European Institute of Social Security
Your source for training, education, research, and networking on social security and social protection in Europe
2018 EISS Conference in Venice, Italy: “Sustainable social security: past and future challenges in social security”
The EISS is celebrated its 50th anniversary with a splendid international conference from 11 to 12 October at the premises of Venice International University. The conference focused on sustainable social security.
On 11 and 12 October, the EISS welcomed around 90 participants for its annual conference, which this year celebrated the 50th anniversary of the Institute. The participants representend a good reflection of the condition of the Institute at its 50th birthday: the current established generation of social security academics and professionals was complemented by a new generation of young researchers in the field, who were amply present. The conference succeeded in its aim to bring the different generations of social security experts together, an exchange both sides could appreciate. While the invited speakers delivered contributions at a very high level, the comments of the young researchers added an extra perspective to the conference that was highly valued by all present.

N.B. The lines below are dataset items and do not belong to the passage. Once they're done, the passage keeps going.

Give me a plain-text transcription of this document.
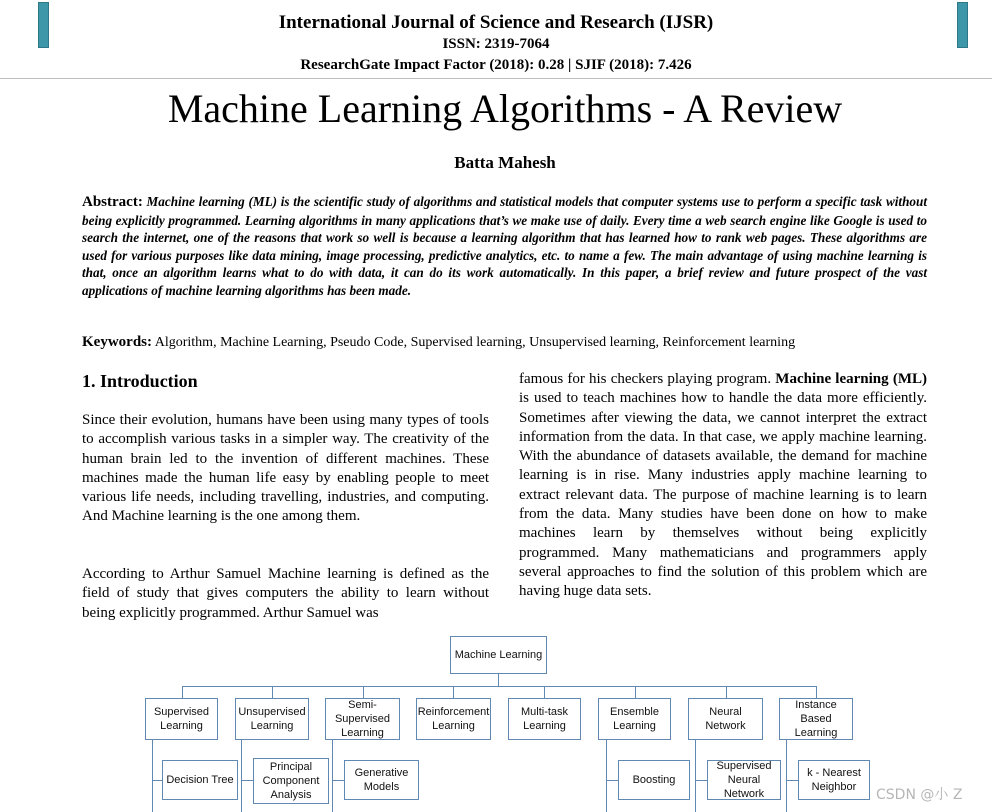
International Journal of Science and Research (IJSR)
ISSN: 2319-7064
ResearchGate Impact Factor (2018): 0.28 | SJIF (2018): 7.426
Machine Learning Algorithms - A Review
Batta Mahesh
Abstract: Machine learning (ML) is the scientific study of algorithms and statistical models that computer systems use to perform a specific task without being explicitly programmed. Learning algorithms in many applications that’s we make use of daily. Every time a web search engine like Google is used to search the internet, one of the reasons that work so well is because a learning algorithm that has learned how to rank web pages. These algorithms are used for various purposes like data mining, image processing, predictive analytics, etc. to name a few. The main advantage of using machine learning is that, once an algorithm learns what to do with data, it can do its work automatically. In this paper, a brief review and future prospect of the vast applications of machine learning algorithms has been made.
Keywords: Algorithm, Machine Learning, Pseudo Code, Supervised learning, Unsupervised learning, Reinforcement learning
1. Introduction
Since their evolution, humans have been using many types of tools to accomplish various tasks in a simpler way. The creativity of the human brain led to the invention of different machines. These machines made the human life easy by enabling people to meet various life needs, including travelling, industries, and computing. And Machine learning is the one among them.
According to Arthur Samuel Machine learning is defined as the field of study that gives computers the ability to learn without being explicitly programmed. Arthur Samuel was
famous for his checkers playing program. Machine learning (ML) is used to teach machines how to handle the data more efficiently. Sometimes after viewing the data, we cannot interpret the extract information from the data. In that case, we apply machine learning. With the abundance of datasets available, the demand for machine learning is in rise. Many industries apply machine learning to extract relevant data. The purpose of machine learning is to learn from the data. Many studies have been done on how to make machines learn by themselves without being explicitly programmed. Many mathematicians and programmers apply several approaches to find the solution of this problem which are having huge data sets.
Machine Learning
Supervised Learning
Unsupervised Learning
Semi-Supervised Learning
Reinforcement Learning
Multi-task Learning
Ensemble Learning
Neural Network
Instance Based Learning
Decision Tree
Principal Component Analysis
Generative Models
Boosting
Supervised Neural Network
k - Nearest Neighbor	CSDN @小 Z
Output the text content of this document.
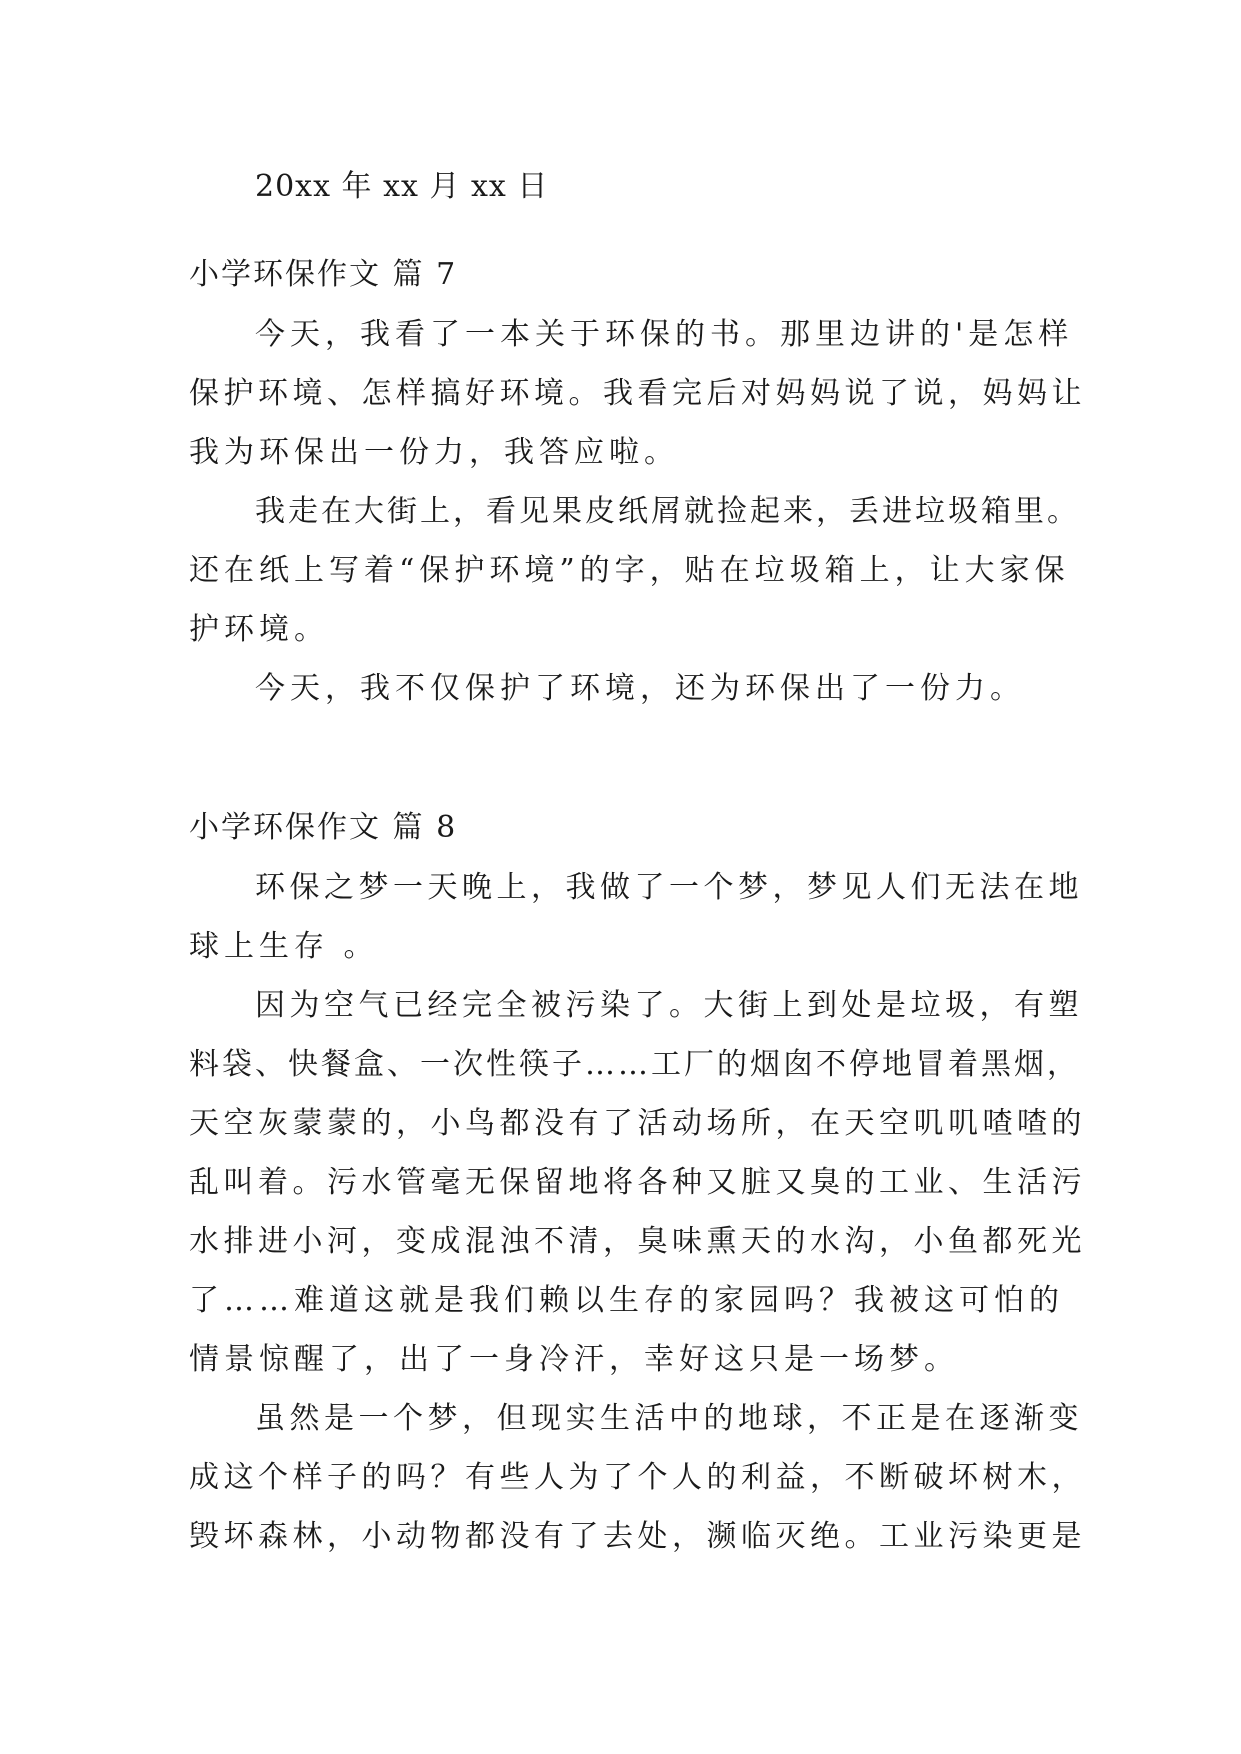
20xx 年 xx 月 xx 日
小学环保作文 篇 7
今天，我看了一本关于环保的书。那里边讲的'是怎样
保护环境、怎样搞好环境。我看完后对妈妈说了说，妈妈让
我为环保出一份力，我答应啦。
我走在大街上，看见果皮纸屑就捡起来，丢进垃圾箱里。
还在纸上写着“保护环境”的字，贴在垃圾箱上，让大家保
护环境。
今天，我不仅保护了环境，还为环保出了一份力。
小学环保作文 篇 8
环保之梦一天晚上，我做了一个梦，梦见人们无法在地
球上生存 。
因为空气已经完全被污染了。大街上到处是垃圾，有塑
料袋、快餐盒、一次性筷子……工厂的烟囱不停地冒着黑烟，
天空灰蒙蒙的，小鸟都没有了活动场所，在天空叽叽喳喳的
乱叫着。污水管毫无保留地将各种又脏又臭的工业、生活污
水排进小河，变成混浊不清，臭味熏天的水沟，小鱼都死光
了……难道这就是我们赖以生存的家园吗？我被这可怕的
情景惊醒了，出了一身冷汗，幸好这只是一场梦。
虽然是一个梦，但现实生活中的地球，不正是在逐渐变
成这个样子的吗？有些人为了个人的利益，不断破坏树木，
毁坏森林，小动物都没有了去处，濒临灭绝。工业污染更是
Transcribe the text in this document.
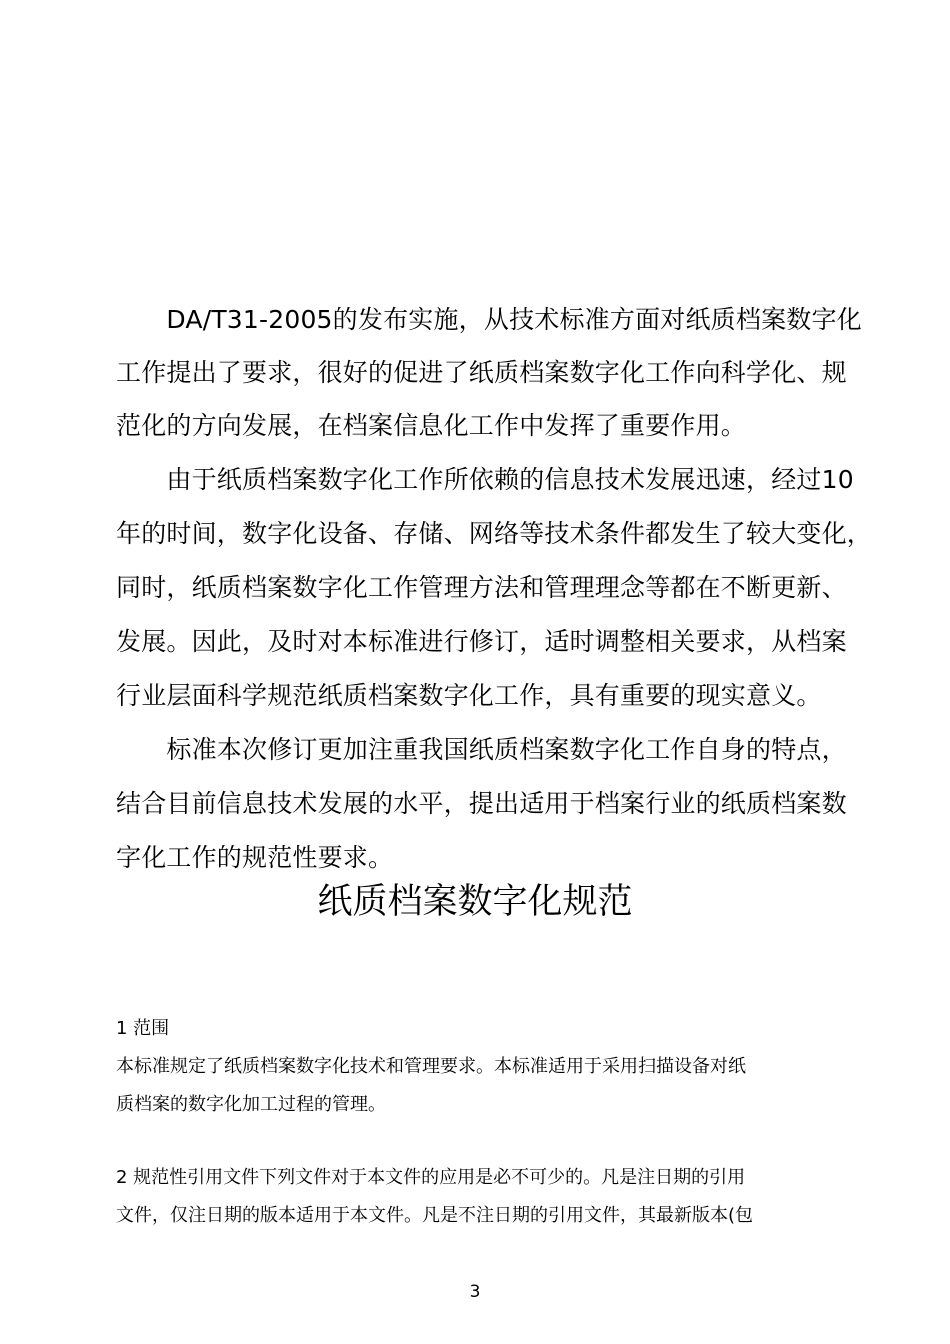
　　DA/T31-2005的发布实施，从技术标准方面对纸质档案数字化
工作提出了要求，很好的促进了纸质档案数字化工作向科学化、规
范化的方向发展，在档案信息化工作中发挥了重要作用。
　　由于纸质档案数字化工作所依赖的信息技术发展迅速，经过10
年的时间，数字化设备、存储、网络等技术条件都发生了较大变化，
同时，纸质档案数字化工作管理方法和管理理念等都在不断更新、
发展。因此，及时对本标准进行修订，适时调整相关要求，从档案
行业层面科学规范纸质档案数字化工作，具有重要的现实意义。
　　标准本次修订更加注重我国纸质档案数字化工作自身的特点，
结合目前信息技术发展的水平，提出适用于档案行业的纸质档案数
字化工作的规范性要求。
纸质档案数字化规范
1 范围
本标准规定了纸质档案数字化技术和管理要求。本标准适用于采用扫描设备对纸
质档案的数字化加工过程的管理。
2 规范性引用文件下列文件对于本文件的应用是必不可少的。凡是注日期的引用
文件，仅注日期的版本适用于本文件。凡是不注日期的引用文件，其最新版本(包
3
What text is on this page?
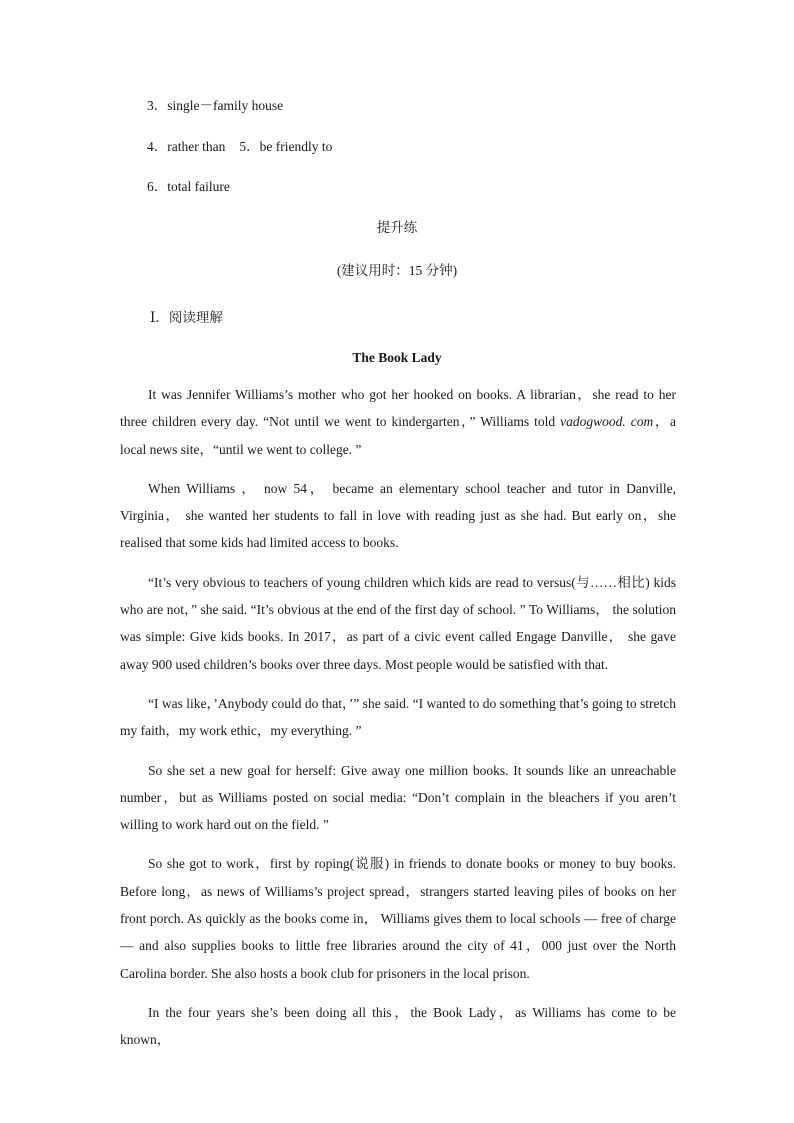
3．single－family house
4．rather than 5．be friendly to
6．total failure
提升练
(建议用时：15 分钟)
Ⅰ．阅读理解
The Book Lady

It was Jennifer Williams’s mother who got her hooked on books. A librarian，she read to her three children every day. “Not until we went to kindergarten，” Williams told vadogwood. com，a local news site，“until we went to college. ”

When Williams ， now 54， became an elementary school teacher and tutor in Danville, Virginia， she wanted her students to fall in love with reading just as she had. But early on，she realised that some kids had limited access to books.

“It’s very obvious to teachers of young children which kids are read to versus(与……相比) kids who are not，” she said. “It’s obvious at the end of the first day of school. ” To Williams， the solution was simple: Give kids books. In 2017，as part of a civic event called Engage Danville， she gave away 900 used children’s books over three days. Most people would be satisfied with that.

“I was like，’Anybody could do that，’” she said. “I wanted to do something that’s going to stretch my faith，my work ethic，my everything. ”

So she set a new goal for herself: Give away one million books. It sounds like an unreachable number，but as Williams posted on social media: “Don’t complain in the bleachers if you aren’t willing to work hard out on the field. ”

So she got to work，first by roping(说服) in friends to donate books or money to buy books. Before long，as news of Williams’s project spread，strangers started leaving piles of books on her front porch. As quickly as the books come in， Williams gives them to local schools — free of charge — and also supplies books to little free libraries around the city of 41，000 just over the North Carolina border. She also hosts a book club for prisoners in the local prison.

In the four years she’s been doing all this，the Book Lady，as Williams has come to be known，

The partnership between the founding universities of the EISS in organizing the event added to its symbolic value. Benefitting from the wonderful location on the island of San Servolo in Venice provided by the partners of Venice International University, all participants agreed that the conference celebrated the Institute in a perfectly fitting manner.
The conference presentations will be made available to the participants and the members of the EISS in the near future.
Next year's conference will take place in Zurich from 26-27 September. The focus will be on "Social Security and New Family Structures". We hope to welcome you then!
On the conference topic:
Sustainability is often referred to as a major objective to be respected by social policy makers. Yet, what is to be understood by this principle? Is there something as a common understanding of the principle of sustainability, valid across various disciplines, in a cross-national setting and going beyond the mere economic-financial assessment of system sustainability (“i.e. financial and economic constraints to social security”), which is traditionally applied by international organizations such as IMF, OECD and the EU?
By merging the different views on sustainability (law, economics and social security), the ambition was to find out whether sustainability can be a guiding principle in designing a global model for social security, reaching in its turn to new global (legal) standards in the field of social security. The joint event thus addressed an international (European) public and had the ambition to bring together established scholars in the field as well as the upcoming younger generation of social security scientists.
The conference was also the occasion to celebrate the 50 years of the European Institute of Social Security; hence, we brought together the past (founding generations of the Institute) and the future generations of social security scientists around the topic of sustainability (part of them being participants in the Young Research Event that preceded the conference).